Видно было, что Саша уже вырос в борца-революционера, и мы радовались тому, что ряды наши пополняются молодыми бойцами, продолжателями дела большевистской партии. Игорю Сибирцеву было дано задание пробраться в Хабаровск в Дальсовнарком, информировать их обо всем и получить все, что необходимо для работы подпольной организации Владивостока. И Сибирцев выполнил поручение и, дважды пройдя через фронт, возвратился для подпольной работы во Владивосток.
Вскоре нас из Гнилого угла перевели в концентрационный лагерь, и я лишь мельком видел Сашу, когда он приходил на свидание к Всеволоду Сибирцеву. Но я знал, что он принимал активное участие в работе подпольной организации Владивостока. Отзывы товарищей о нем были очень хорошие. Он был способным, быстро ориентирующимся в сложной обстановке подполья, находчивым, смелым, авторитетным среди молодежи подпольщиком. Он многих привлек к работе. Вскоре из концентрационного лагеря я бежал и отправился на фронт через Сучанскую долину, побывал у сучанцев. где еще существовала советская власть, через Еловку, Муравьевку вышел в Анучинскую долину, прошел Семеновку, Сысоевку, Яковлевку и вместе с другими товарищами продвигался к фронту. Здесь мы встретили возвращающихся с фронта сучанцев, сообщивших нам, что фронт ликвидирован, так как сил держать его против регулярных войск интервентов США, Японии, Франции, белочехов и других не было. Мы возвратились в Сучанскую долину, откуда я добрался до Владивостока.

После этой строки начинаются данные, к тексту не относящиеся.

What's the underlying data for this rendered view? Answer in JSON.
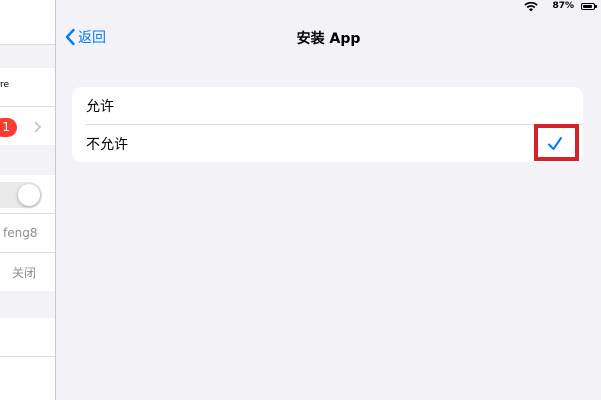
{
  "status_bar": {
    "battery_text": "87%",
    "wifi_icon": "wifi-icon",
    "battery_icon": "battery-icon",
    "battery_level": 0.87
  },
  "left_panel": {
    "partial_text_1": "re",
    "badge_count": "1",
    "value_1": "feng8",
    "value_2": "关闭"
  },
  "nav": {
    "back_label": "返回",
    "title": "安装 App"
  },
  "options": [
    {
      "label": "允许",
      "selected": false
    },
    {
      "label": "不允许",
      "selected": true
    }
  ],
  "colors": {
    "accent": "#007aff",
    "badge": "#ff3b30",
    "highlight": "#d2232a"
  }
}
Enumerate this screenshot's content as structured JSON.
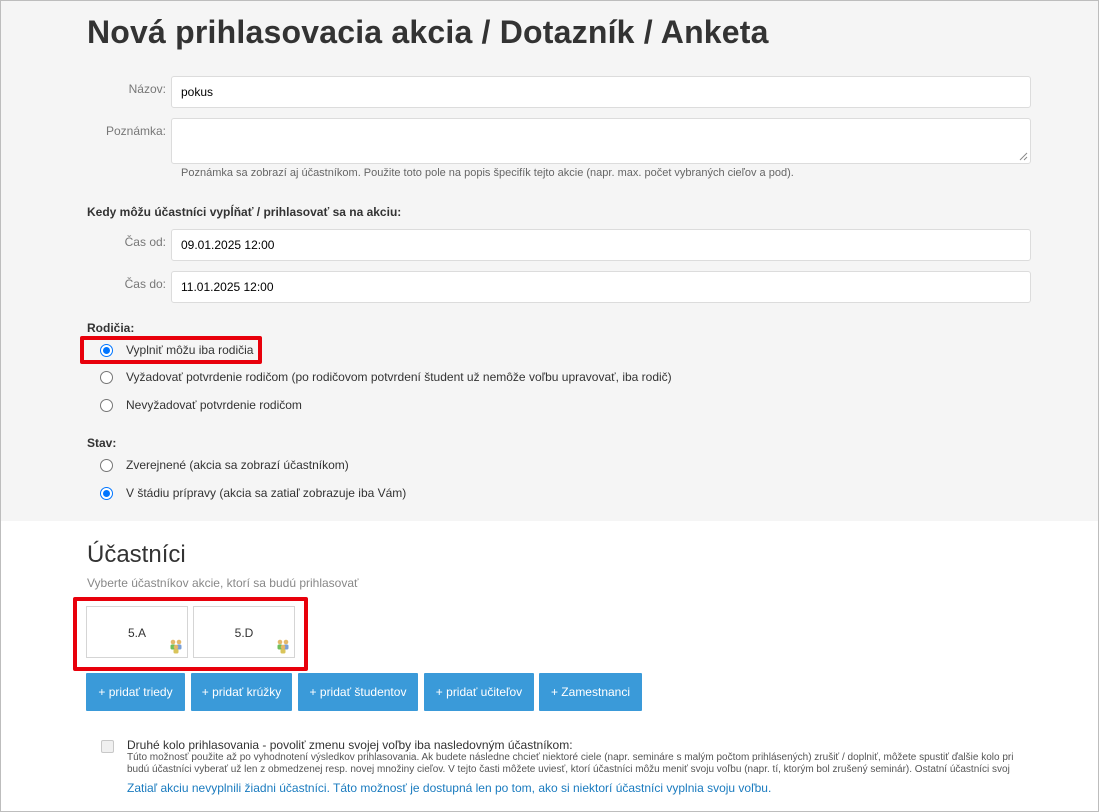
{
  "page": {
    "title": "Nová prihlasovacia akcia / Dotazník / Anketa"
  },
  "form": {
    "name_label": "Názov:",
    "name_value": "pokus",
    "note_label": "Poznámka:",
    "note_value": "",
    "note_help": "Poznámka sa zobrazí aj účastníkom. Použite toto pole na popis špecifík tejto akcie (napr. max. počet vybraných cieľov a pod).",
    "when_heading": "Kedy môžu účastníci vypĺňať / prihlasovať sa na akciu:",
    "from_label": "Čas od:",
    "from_value": "09.01.2025 12:00",
    "to_label": "Čas do:",
    "to_value": "11.01.2025 12:00"
  },
  "parents": {
    "heading": "Rodičia:",
    "options": [
      {
        "label": "Vyplniť môžu iba rodičia",
        "checked": true
      },
      {
        "label": "Vyžadovať potvrdenie rodičom (po rodičovom potvrdení študent už nemôže voľbu upravovať, iba rodič)",
        "checked": false
      },
      {
        "label": "Nevyžadovať potvrdenie rodičom",
        "checked": false
      }
    ]
  },
  "status": {
    "heading": "Stav:",
    "options": [
      {
        "label": "Zverejnené (akcia sa zobrazí účastníkom)",
        "checked": false
      },
      {
        "label": "V štádiu prípravy (akcia sa zatiaľ zobrazuje iba Vám)",
        "checked": true
      }
    ]
  },
  "participants": {
    "title": "Účastníci",
    "subtitle": "Vyberte účastníkov akcie, ktorí sa budú prihlasovať",
    "classes": [
      {
        "name": "5.A",
        "icon": "group-icon"
      },
      {
        "name": "5.D",
        "icon": "group-icon"
      }
    ],
    "buttons": [
      "+ pridať triedy",
      "+ pridať krúžky",
      "+ pridať študentov",
      "+ pridať učiteľov",
      "+ Zamestnanci"
    ]
  },
  "round2": {
    "checked": false,
    "title": "Druhé kolo prihlasovania - povoliť zmenu svojej voľby iba nasledovným účastníkom:",
    "desc_line1": "Túto možnosť použite až po vyhodnotení výsledkov prihlasovania. Ak budete následne chcieť niektoré ciele (napr. semináre s malým počtom prihlásených) zrušiť / doplniť, môžete spustiť ďalšie kolo pri",
    "desc_line2": "budú účastníci vyberať už len z obmedzenej resp. novej množiny cieľov. V tejto časti môžete uviesť, ktorí účastníci môžu meniť svoju voľbu (napr. tí, ktorým bol zrušený seminár). Ostatní účastníci svoj",
    "note": "Zatiaľ akciu nevyplnili žiadni účastníci. Táto možnosť je dostupná len po tom, ako si niektorí účastníci vyplnia svoju voľbu."
  },
  "colors": {
    "accent": "#3a9ad9",
    "highlight": "#e8000b",
    "radio": "#0075ff",
    "link": "#1a7bbf"
  }
}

Меня вместе с Ф В. Шумянким комитет устроил вблизи Владивостока в лесной землянке, куда через некоторое время пришли С. Лазо, М. Попов, Г. Раев, Сальников и Боборыкин. Саше Фадееву в это время в подпольной организации была поручена работа «в технике». Он готовил паспорта, справки, удостоверения, пропуска коменданта крепости и другие документы, необходимые подпольщикам. Обязанности свои Саша выполнял блестяще. Его «документы» отличались тщательной отделкой и у контрразведки врага не вызывали никаких подозрений. За время работы Саши «в технике» никаких провалов не было.
Весной 1919 года Колчак объявил мобилизацию молодежи в армию. Дальневосточный комитет партии в прокламации призвал:
«Ни одного солдата Колчаку! Все на борьбу с колчаковщиной, за советскую власть!»
В ответ на призыв комитета партии молодежь уходила в тайгу; началась организация партизанской борьбы.
На подпольной конференции большевиков во Владивостоке я встретил Сашу Фадеева, сопровождавшего подпольщика Дельвига. Он не был делегатом, но вполне мог им быть. Он был восхищен решением конференции возглавить партийную борьбу, разрушать колчаковский аппарат угнетения, транспорт, связь, а главное, направить в районы борьбы партийцев. В то же время он был возмущен высказываниями некоторых товарищей, выступавших против усиления партизанской войны.
«Я не понимаю, — говорил он, — как можно выступать против развертывания партизанской войны. Ведь народ поднимается с низов —значит, народ за советскую власть. Самое плохое— это оторваться от народа, а это значит оторваться от советской власти».
Вскоре Саша ушел в Сучанскую долину, где был организован руководящий штаб партизанской войны во главе с Н. Ильюховым, Т. Мечиком, шахтерами Мартыновым, Локтевым и другими.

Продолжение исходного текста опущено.